Musically, this show is good as well. Carrie Grant and Kevin Adams, the singing and dance tutors, may come over as a bit unlikeable on the show, but it’s obvious that they get results. The students are clearly improving week-by-week – take Nigel, who was abysmal in show one, but is now one of the best around. His excellent performance of Sex Bomb this week was all the more exciting because we remember what he was like earlier in the series, and that’s the great thing about it. Many of the others have real talent as well; Lemar has a wonderful voice, and Ainslie is a great performer – his rendition of Come Up and See Me (Make Me Smile) in the previous show was excellent, because he sounded good and made it obvious that he was having brilliant fun while he was doing it. Some of the others are not quite so accomplished, but you can detect that they’re getting better as the run continues. This training means I’m certain that by the time we reach the final five or so, they’ll all be extremely polished and competent performers.
One criticism of the series is that, despite the fact that it went to great pains to emphasise that people with all sorts of talents were welcome, they all get taught the same way. Because there’s a full-time dance teacher, for example, it seems they must all learn how to dance – even when that’s clearly not the sort of road that they want to go down. It seems to put some students at a disadvantage, because they don’t similarly force all the students to play instruments or write songs. Even the prize – a showbiz lifestyle for a year – seems to be geared more towards the Robbie and Kylie-alikes, if only because you can’t imagine someone who sings plaintive acoustic ballads to really aspire to or enjoy that sort of lifestyle. But at least it does encourage variety and individuality, while Popstars, by its very nature of making a band, is attempting to mould them to fit a certain image.

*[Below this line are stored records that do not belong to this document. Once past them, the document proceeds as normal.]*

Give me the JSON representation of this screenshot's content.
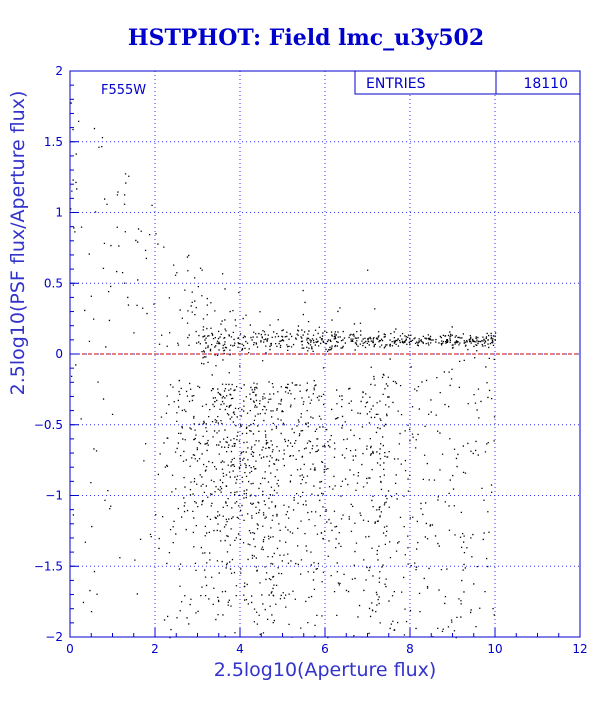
{
  "chart_data": {
    "type": "scatter",
    "title": "HSTPHOT: Field lmc_u3y502",
    "xlabel": "2.5log10(Aperture flux)",
    "ylabel": "2.5log10(PSF flux/Aperture flux)",
    "filter_label": "F555W",
    "stats": {
      "entries_label": "ENTRIES",
      "entries_value": "18110"
    },
    "xlim": [
      0,
      12
    ],
    "ylim": [
      -2,
      2
    ],
    "x_ticks": [
      0,
      2,
      4,
      6,
      8,
      10,
      12
    ],
    "x_tick_labels": [
      "0",
      "2",
      "4",
      "6",
      "8",
      "10",
      "12"
    ],
    "y_ticks": [
      -2,
      -1.5,
      -1,
      -0.5,
      0,
      0.5,
      1,
      1.5,
      2
    ],
    "y_tick_labels": [
      "−2",
      "−1.5",
      "−1",
      "−0.5",
      "0",
      "0.5",
      "1",
      "1.5",
      "2"
    ],
    "grid": true,
    "reference_line_y": 0,
    "point_count": 18110,
    "colors": {
      "frame": "#0000cc",
      "grid": "#3030ff",
      "points": "#000000",
      "reference_line": "#cc0000",
      "title": "#0000cc",
      "labels": "#3333cc"
    }
  }
}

OK, I’m not so much of a fan that I regularly watch the Tuesday and Thursday editions. The thing is, the Friday show is basically all you need – you find out about the week they’ve spent in the academy, you hear them all perform, and you find out who’s going. The midweek shows are just a bonus, and it’s pointless going on about the low viewing figures, because they’re opposite Emmerdale and so they’re bound to struggle (they’re also spoilt by a narrator with the dullest voice in the world, but that’s by the by). The Friday episodes are where it’s at, and the format and performances are so strong, it doesn’t even matter that the unlikeable Patrick Kielty’s presenting. Those who turned off after the first show – and even the staff and students admitted that the singing was rotten – are missing a treat, because it is now an enjoyable, exciting hour of TV. Frankly, I’m hooked.
If Fame Academy was shown on Saturday night ITV1, with Ant and Dec presenting, everyone would be watching it, talking about it, and remarking how exciting a format it is. Instead, it seems to be used as a target for everyone who’s sick of reality shows to slag off, when surely it’s boring, predictable Popstars that deserves that treatment. It’s a bit like Survivor vs Big Brother, but this time, the show that’s losing out really is loads better than the other. If you only watch one reality show this weekend, make it Fame Academy.